Autrefois, des années plus tôt, en quittant cet endroit avec une seule valise et d’immenses espoirs, elle était sûre d’une chose : elle ne reviendrait plus ici. Sauf peut-être pour les fêtes, deux jours, pas davantage. À l’époque, sa ville natale lui semblait un cul-de-sac. Un trou perdu où tout est déjà connu, déjà écrit. Elle avait l’impression que si elle s’y attardait, la vie passerait sans elle. Kira rêvait de terminer l’université, de trouver un travail prestigieux dans une grande ville, de porter de beaux manteaux, de courir à ses affaires, et, si la chance lui souriait vraiment, de se marier avantageusement. Comme au cinéma.
Ses parents lui demandaient alors de revenir, surtout sa mère. Elle voulait avoir sa fille près d’elle, pouvoir parler tous les jours non pas au téléphone, mais dans la cuisine, autour d’un thé. Kira balayait cela d’un geste :
— Maman, qu’est-ce que je vais faire là-bas ? Je vous prendrai plus tard avec moi.

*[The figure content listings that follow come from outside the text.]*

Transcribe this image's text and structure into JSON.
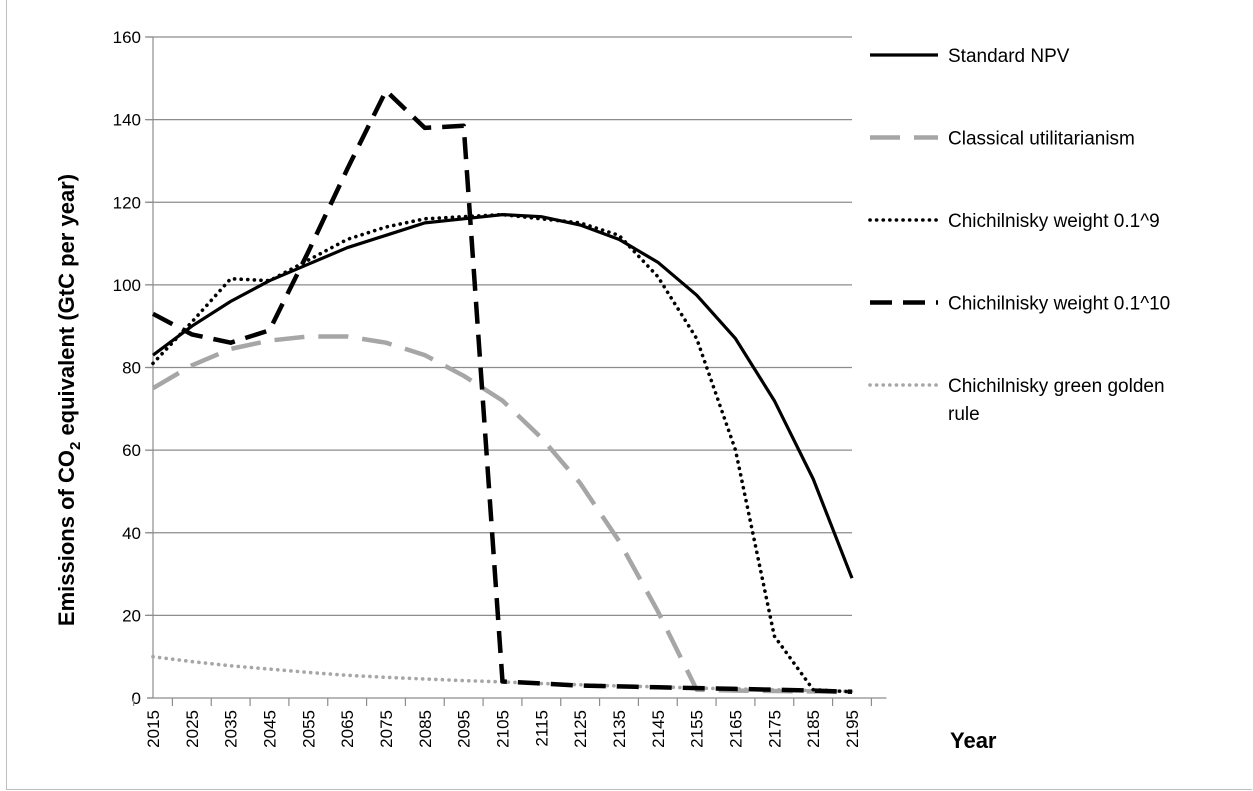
{
  "chart_data": {
    "type": "line",
    "xlabel": "Year",
    "ylabel_main": "Emissions of CO",
    "ylabel_sub": "2",
    "ylabel_rest": " equivalent  (GtC per year)",
    "ylim": [
      0,
      160
    ],
    "yticks": [
      "0",
      "20",
      "40",
      "60",
      "80",
      "100",
      "120",
      "140",
      "160"
    ],
    "x": [
      2015,
      2025,
      2035,
      2045,
      2055,
      2065,
      2075,
      2085,
      2095,
      2105,
      2115,
      2125,
      2135,
      2145,
      2155,
      2165,
      2175,
      2185,
      2195
    ],
    "x_tick_labels": [
      "2015",
      "2025",
      "2035",
      "2045",
      "2055",
      "2065",
      "2075",
      "2085",
      "2095",
      "2105",
      "2115",
      "2125",
      "2135",
      "2145",
      "2155",
      "2165",
      "2175",
      "2185",
      "2195"
    ],
    "grid": true,
    "legend_position": "right",
    "series": [
      {
        "name": "Standard NPV",
        "style": "solid",
        "color": "#000000",
        "values": [
          83,
          90,
          96,
          101,
          105,
          109,
          112,
          115,
          116,
          117,
          116.5,
          114.5,
          111,
          105.5,
          97.5,
          87,
          72,
          53,
          29
        ]
      },
      {
        "name": "Classical utilitarianism",
        "style": "longdash",
        "color": "#a6a6a6",
        "values": [
          75,
          80.5,
          84.5,
          86.5,
          87.5,
          87.5,
          86,
          83,
          78,
          72,
          63,
          52,
          38,
          21,
          2,
          1.8,
          1.7,
          1.6,
          1.5
        ]
      },
      {
        "name": "Chichilnisky weight 0.1^9",
        "style": "dotted",
        "color": "#000000",
        "values": [
          81,
          91,
          101.5,
          101,
          106,
          111,
          114,
          116,
          116.5,
          117,
          116,
          115,
          112,
          102,
          87,
          60,
          15,
          2,
          1.5
        ]
      },
      {
        "name": "Chichilnisky weight 0.1^10",
        "style": "dashed",
        "color": "#000000",
        "values": [
          93,
          88,
          86,
          89,
          108,
          128,
          147,
          138,
          138.5,
          4,
          3.5,
          3,
          2.8,
          2.6,
          2.4,
          2.2,
          2,
          1.8,
          1.5
        ]
      },
      {
        "name": "Chichilnisky green golden rule",
        "style": "dotted",
        "color": "#a6a6a6",
        "values": [
          10,
          8.8,
          7.8,
          7,
          6.2,
          5.5,
          5,
          4.6,
          4.2,
          3.9,
          3.5,
          3.2,
          2.9,
          2.7,
          2.4,
          2.2,
          2,
          1.8,
          1.6
        ]
      }
    ],
    "legend": {
      "line1": [
        "Standard NPV",
        "Classical utilitarianism",
        "Chichilnisky weight 0.1^9",
        "Chichilnisky weight 0.1^10",
        "Chichilnisky green golden"
      ],
      "line2_last": "rule"
    }
  }
}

Elle le pensait sincèrement. Mais les années passées dans une ville étrangère ne la rendaient pas plus heureuse. Au contraire : la nostalgie s’accumulait. D’abord, Kira s’ennuya de ses parents, puis de ses amis. De ceux avec qui elle avait grandi : avec qui elle allait se baigner à la rivière, s’asseyait près d’un feu, faisait cuire des pommes de terre dans la cendre, chantait à la guitare, faux mais de tout son cœur. De ces gens à qui l’on n’a rien à expliquer : ils comprennent déjà tout.

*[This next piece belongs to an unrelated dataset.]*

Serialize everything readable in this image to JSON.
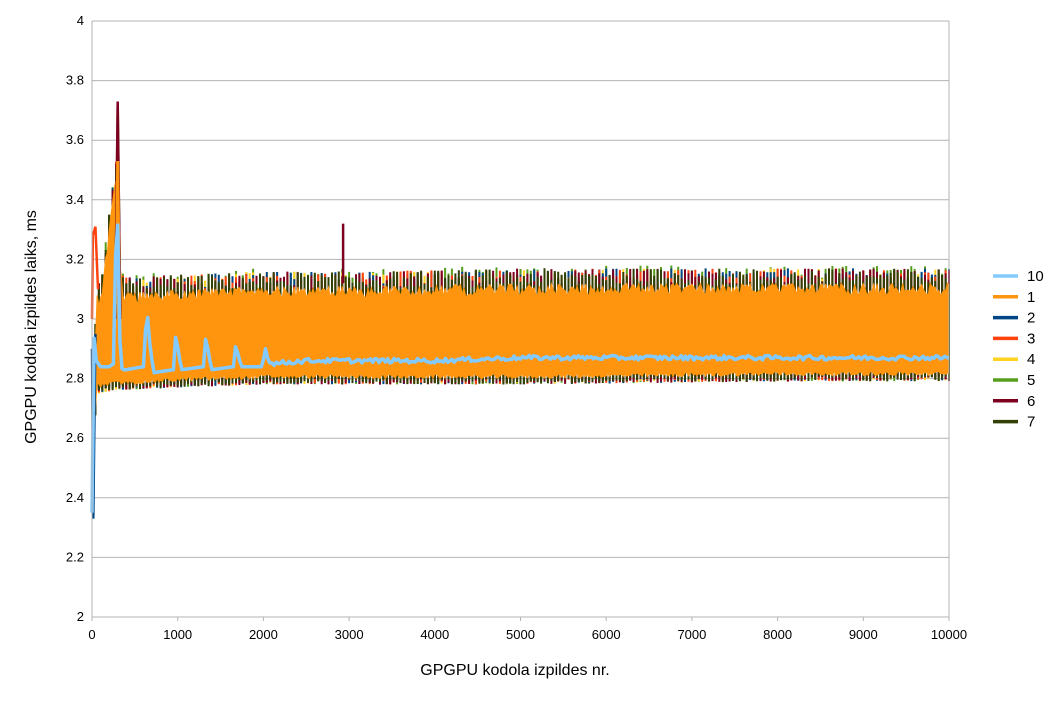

À l’institut, bien sûr, elle s’était fait des amies. De bonnes filles, normales. On pouvait parler avec elles, rire, se plaindre des professeurs. Mais elles n’avaient pas de passé commun. Pas ces souvenirs qui remontent spontanément et font rire aux larmes d’un simple regard. Pas ce « tu te souviens… » qui ouvre sur toute une histoire.
Dans leur petite ville, les week-ends étaient simples et vrais. Sans raison, ils se retrouvaient et allaient en forêt ou à la rivière. Ils prenaient une guitare, un thermos de thé, des sandwichs, et c’était suffisant pour être heureux. Dans la grande ville, les divertissements étaient autres. Au début, Kira s’y était accrochée — elle voulait tout essayer : les clubs, les bars, la musique forte, les lumières, le bruit. Elle y alla deux fois, y laissa presque tout l’argent que ses parents lui avaient envoyé, et, le dernier soir, elle s’en sortit de justesse face à des voyous collants. Ce soir-là, elle rentra seule, longtemps, emmitouflée dans sa veste, se retournant au moindre bruit, et comprit pour la première fois avec une clarté terrible : non, ce n’est pas pour moi. Dans sa petite ville, c’était bien plus calme. Là-bas, au moins, on sait qui vient à votre rencontre.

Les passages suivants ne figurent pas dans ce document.